L’abbiamo intervistata in occasione delle finali del Premio Poggio Bustone del 5 settembre scorso. Ci è piaciuta e le abbiamo chiesto di collaborare con noi. Ha accettato. Si tratta di Maria Luisa Lafiandra che immediatamente ci ha proposto un’intervista a Massimo Donno, vincitore del Premio Personalità Artistica Emergente. Ci è piaciuta: il tema e l’artista. Eccovela.
Massimo hai appena vinto la Personalità Artistica Emergente del Premio Poggio Bustone, riconoscimento unico nel suo genere, come definiresti tu una Personalità Artistica?
Io credo che non si possa scindere la personalità artistica da quella umana o meglio, credo che l’una sia espressione dell’altra, l’una integri l’altra. L’onestà nella vita è anche onesta intellettuale/artistica. Non credo esistano persone oneste che fanno in maniera disonesta il proprio lavoro, e viceversa. Per questo mi piace pensare che il riconoscimento che ho avuto sia un premio alla mia persona, ad un’espressione, in questo caso artistica, del mio essere umano.
Il ruolo del cantautore nella nostra società a tuo avviso quale dovrebbe essere?
Io ho studiato Sociologia. Credo che questo rappresenti buona parte del mio approccio allo scrivere canzoni. Io trovo che l’arte, prendendo ad esempio un determinato periodo storico, rappresenti “lo stato di salute” di una società e che possa addirittura rappresentarne una cura ai mali. Qualsiasi palco io credo che rappresenti un’opportunità, da un lato, e comporti una responsabilità, dall’altro. Il cantautore potrebbe essere “ricarcatore sociale”, “analista della società” (vedi Giorgio Gaber, ad esempio); allo stesso tempo, oltre all’analisi, il cantautore può farci ridere, piangere, sognare, riflettere (essere quindi “cura”). E gli esempi potrebbero essere innumerevoli!
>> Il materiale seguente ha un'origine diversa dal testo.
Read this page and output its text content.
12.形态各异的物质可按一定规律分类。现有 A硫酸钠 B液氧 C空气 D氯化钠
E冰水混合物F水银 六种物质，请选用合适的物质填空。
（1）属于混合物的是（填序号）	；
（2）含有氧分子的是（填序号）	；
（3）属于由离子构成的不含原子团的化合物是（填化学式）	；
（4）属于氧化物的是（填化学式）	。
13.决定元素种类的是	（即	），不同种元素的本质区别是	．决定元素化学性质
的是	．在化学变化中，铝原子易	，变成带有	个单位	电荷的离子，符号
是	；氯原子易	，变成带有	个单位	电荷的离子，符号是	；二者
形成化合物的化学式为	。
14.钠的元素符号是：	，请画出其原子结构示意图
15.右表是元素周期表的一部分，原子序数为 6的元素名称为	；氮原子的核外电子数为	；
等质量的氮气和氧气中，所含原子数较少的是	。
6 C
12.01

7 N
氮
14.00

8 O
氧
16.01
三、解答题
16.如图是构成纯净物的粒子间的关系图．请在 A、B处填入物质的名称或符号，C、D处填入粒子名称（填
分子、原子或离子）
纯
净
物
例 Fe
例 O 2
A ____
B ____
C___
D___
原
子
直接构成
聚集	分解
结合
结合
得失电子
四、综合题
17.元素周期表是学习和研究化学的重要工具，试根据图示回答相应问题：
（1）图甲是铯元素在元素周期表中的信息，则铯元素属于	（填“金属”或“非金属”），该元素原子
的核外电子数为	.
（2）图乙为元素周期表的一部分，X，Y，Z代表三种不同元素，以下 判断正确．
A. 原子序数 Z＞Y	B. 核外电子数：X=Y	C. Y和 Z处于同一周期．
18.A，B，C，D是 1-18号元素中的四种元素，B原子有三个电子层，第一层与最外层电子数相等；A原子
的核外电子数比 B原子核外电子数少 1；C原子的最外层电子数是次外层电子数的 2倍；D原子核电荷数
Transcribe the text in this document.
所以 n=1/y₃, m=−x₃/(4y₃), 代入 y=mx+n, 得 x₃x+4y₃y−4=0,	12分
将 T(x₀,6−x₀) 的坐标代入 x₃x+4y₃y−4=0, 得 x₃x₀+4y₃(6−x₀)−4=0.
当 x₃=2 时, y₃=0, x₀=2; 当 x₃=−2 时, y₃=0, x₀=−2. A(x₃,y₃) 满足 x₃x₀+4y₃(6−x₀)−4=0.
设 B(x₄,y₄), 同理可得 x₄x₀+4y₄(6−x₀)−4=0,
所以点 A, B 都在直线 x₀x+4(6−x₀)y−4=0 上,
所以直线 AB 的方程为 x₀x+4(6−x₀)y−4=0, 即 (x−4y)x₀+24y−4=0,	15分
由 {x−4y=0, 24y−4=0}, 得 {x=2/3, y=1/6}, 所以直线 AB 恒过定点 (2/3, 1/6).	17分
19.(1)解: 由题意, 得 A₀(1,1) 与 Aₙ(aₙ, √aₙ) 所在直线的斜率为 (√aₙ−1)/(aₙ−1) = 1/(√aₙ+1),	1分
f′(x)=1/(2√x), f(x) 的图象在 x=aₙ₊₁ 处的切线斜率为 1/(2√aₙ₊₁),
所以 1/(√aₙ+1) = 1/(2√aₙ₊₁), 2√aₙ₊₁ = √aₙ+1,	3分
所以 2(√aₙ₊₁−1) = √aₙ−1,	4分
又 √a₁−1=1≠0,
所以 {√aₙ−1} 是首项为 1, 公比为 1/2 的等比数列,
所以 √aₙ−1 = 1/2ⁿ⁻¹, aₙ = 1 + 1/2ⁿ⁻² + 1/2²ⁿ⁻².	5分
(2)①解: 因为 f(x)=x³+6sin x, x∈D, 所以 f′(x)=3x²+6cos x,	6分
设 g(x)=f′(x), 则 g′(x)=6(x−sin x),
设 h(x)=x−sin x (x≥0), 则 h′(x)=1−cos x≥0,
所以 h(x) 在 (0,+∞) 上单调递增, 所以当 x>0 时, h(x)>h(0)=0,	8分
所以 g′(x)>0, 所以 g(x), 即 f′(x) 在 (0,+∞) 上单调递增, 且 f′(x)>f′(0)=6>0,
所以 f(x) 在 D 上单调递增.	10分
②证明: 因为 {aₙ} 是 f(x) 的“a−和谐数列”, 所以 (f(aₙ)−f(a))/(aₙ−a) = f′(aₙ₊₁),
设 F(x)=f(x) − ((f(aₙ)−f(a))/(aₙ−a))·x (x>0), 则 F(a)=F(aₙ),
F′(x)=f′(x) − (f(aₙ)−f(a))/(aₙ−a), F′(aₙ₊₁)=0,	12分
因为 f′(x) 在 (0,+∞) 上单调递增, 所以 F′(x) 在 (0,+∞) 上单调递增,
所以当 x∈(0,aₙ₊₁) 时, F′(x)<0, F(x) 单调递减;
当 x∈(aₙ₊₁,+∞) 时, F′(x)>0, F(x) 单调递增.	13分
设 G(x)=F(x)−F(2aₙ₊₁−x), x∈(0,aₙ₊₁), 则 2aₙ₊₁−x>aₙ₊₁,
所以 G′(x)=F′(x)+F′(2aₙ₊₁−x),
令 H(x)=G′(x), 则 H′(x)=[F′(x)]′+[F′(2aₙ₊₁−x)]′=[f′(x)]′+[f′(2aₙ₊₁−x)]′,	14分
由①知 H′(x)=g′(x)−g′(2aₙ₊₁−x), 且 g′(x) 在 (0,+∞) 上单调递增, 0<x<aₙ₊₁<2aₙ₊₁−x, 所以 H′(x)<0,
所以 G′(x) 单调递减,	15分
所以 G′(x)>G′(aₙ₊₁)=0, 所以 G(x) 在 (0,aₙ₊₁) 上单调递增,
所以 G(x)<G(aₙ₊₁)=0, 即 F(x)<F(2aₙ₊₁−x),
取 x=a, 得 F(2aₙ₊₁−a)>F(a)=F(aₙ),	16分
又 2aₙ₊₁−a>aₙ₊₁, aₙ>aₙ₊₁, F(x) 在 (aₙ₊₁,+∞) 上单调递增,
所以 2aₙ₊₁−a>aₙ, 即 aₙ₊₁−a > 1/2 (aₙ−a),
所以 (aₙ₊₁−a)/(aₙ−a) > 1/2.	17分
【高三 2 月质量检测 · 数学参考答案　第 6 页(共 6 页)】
Fermo restando il fatto che il cantautore deve avere un senso di responsabilità, al pari di un politico, di un giudice, ecc.
Cosa consiglieresti a un artista alle prime armi che per la prima volta cerca di esprimere il suo potenziale artistico?
Io consiglierei di non avere l’ansia di diventare qualcuno, di essere a tutti i costi qualcosa. La foga di essere su un palco, di esibirsi, di far vedere/sentire al mondo le proprie capacità… gioca brutti scherzi. Piuttosto bisognerebbe focalizzare un obiettivo: capire che cosa si vuole raccontare, in che modalità, con quali strumenti (in senso lato, ovviamente!) e sulla base di questo ricercare suggestioni, stimoli, aprire totalmente i sensi, scoprire i nervi (col rischio talvolta di farsi male). La scrittura per me è analisi, è scavare le profondità, anche quando si scrive una canzone che fa scaturire un sorriso. Il discorso mi riporta sempre allo stesso punto: essere onesti, in primis con sè stessi, ripulirsi gli occhi ed osservare quello che ci circonda, senza sovrastrutture ideologiche ma con le proprie mani e le proprie gambe.